The mean and covariance of $\mathbf{y}$ may be evaluated as

\[\begin{aligned} \mathbb{E}[\mathbf{y}] & = \mathbf{L} \mathbb{E}[\mathbf{x}] + \mathbf{\mu} = \mathbf{\mu} \\ \text{Cov}[\mathbf{y}] = \mathbb{E}[ (\mathbf{y} - \mathbb{E}[\mathbf{y}]) (\mathbf{y} - \mathbb{E}[\mathbf{y}])^T ] & = \mathbb{E}[ (\mathbf{L} \mathbf{x})(\mathbf{L} \mathbf{x})^T] = \mathbb{E}[ \mathbf{L} \mathbf{x} \mathbf{x}^T \mathbf{L}^T ] = \mathbf{L} \mathbb{E}[ \mathbf{x} \mathbf{x}^T ] \mathbf{L}^T = \mathbf{L} \mathbf{I}_d \mathbf{L}^T = \mathbf{\Sigma}. \end{aligned}\]

Note: If $\boldsymbol{\Sigma}$ is non-positive due to numerical issues (i.e., negative eigenvalues), the use $\boldsymbol{\Sigma} + \epsilon I_{d}$ with $\epsilon > |\lambda_{\min}|$

Then, covariane parameterization would be

\[\mathbf{y} = \mu + \mathbf{L_{\Sigma}} \mathbf{x},\]

and the precision parameterization is

\[\mathbf{y} = \mu + \mathbf{U}_{\Lambda}^{-1} \mathbf{x}.\]

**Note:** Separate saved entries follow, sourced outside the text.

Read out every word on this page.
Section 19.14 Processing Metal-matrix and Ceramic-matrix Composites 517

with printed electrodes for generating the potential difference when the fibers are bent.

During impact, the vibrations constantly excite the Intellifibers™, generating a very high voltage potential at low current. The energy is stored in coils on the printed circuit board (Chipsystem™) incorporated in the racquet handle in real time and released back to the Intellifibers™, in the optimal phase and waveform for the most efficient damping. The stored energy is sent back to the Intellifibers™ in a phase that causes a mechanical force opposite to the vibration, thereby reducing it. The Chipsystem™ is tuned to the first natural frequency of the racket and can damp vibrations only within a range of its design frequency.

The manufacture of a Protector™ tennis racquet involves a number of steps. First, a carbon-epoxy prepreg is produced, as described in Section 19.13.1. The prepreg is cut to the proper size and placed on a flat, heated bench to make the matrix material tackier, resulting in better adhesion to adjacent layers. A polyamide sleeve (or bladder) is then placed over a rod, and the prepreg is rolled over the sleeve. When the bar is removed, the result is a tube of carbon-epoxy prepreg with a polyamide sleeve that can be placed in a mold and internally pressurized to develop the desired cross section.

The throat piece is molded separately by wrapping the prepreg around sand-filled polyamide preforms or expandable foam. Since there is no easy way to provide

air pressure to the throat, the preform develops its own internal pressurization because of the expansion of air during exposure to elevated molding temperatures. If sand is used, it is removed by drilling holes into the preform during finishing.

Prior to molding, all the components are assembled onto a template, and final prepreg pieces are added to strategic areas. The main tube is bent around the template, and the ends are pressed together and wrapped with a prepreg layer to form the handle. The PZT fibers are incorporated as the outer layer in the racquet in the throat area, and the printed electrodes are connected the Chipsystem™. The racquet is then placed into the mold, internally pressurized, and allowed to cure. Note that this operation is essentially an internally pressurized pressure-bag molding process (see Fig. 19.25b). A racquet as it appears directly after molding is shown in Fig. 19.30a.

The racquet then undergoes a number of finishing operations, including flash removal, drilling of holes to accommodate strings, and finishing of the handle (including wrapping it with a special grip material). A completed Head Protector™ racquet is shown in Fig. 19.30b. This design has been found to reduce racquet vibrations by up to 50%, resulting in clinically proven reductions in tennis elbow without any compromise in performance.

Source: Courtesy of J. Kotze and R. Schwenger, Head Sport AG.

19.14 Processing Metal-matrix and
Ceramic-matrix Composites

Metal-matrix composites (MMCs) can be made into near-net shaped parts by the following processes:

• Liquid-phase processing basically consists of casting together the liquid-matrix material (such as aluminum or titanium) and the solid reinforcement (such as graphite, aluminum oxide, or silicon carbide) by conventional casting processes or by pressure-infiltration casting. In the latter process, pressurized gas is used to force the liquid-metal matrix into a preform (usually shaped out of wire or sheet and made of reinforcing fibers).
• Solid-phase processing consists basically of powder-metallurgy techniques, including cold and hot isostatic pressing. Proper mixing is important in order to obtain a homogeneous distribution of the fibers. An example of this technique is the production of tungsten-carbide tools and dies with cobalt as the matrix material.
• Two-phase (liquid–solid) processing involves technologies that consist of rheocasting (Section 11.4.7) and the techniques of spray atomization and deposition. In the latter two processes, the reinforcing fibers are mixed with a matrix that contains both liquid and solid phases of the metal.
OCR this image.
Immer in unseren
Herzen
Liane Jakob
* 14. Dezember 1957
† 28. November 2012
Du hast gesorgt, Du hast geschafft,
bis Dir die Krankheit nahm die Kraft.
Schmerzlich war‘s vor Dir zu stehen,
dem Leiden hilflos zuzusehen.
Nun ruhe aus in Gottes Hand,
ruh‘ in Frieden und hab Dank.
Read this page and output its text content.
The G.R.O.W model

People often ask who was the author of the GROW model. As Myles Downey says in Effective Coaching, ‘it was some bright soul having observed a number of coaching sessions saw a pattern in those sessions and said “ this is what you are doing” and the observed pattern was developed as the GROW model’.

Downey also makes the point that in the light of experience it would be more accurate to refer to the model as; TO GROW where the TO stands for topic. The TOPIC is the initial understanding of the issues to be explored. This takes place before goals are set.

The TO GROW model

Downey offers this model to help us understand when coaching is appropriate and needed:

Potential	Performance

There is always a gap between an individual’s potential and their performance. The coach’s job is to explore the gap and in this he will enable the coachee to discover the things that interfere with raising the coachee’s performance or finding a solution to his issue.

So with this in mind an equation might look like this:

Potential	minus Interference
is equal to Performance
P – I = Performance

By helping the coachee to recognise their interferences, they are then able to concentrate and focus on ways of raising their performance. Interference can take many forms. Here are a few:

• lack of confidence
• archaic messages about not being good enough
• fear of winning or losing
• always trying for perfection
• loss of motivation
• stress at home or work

where $\mathbf{\Lambda} = \mathbf{\Sigma}^{-1}$

You might be wondering why I didn’t just write $y=\mu+\mathbf{L}_{\Lambda} \mathbf{x}$ for the precision parameterization where refers to the lower Cholesky factor of the inverse of $\mathbf{\Sigma}$ (which would have been correct and not required the special note about the upper/lower Cholesky forms). It turns out that inverting a triangular matrix (e.g., the Cholesky form) is more numerically stable and efficient than inverting the original symmetric positive-definite matrix.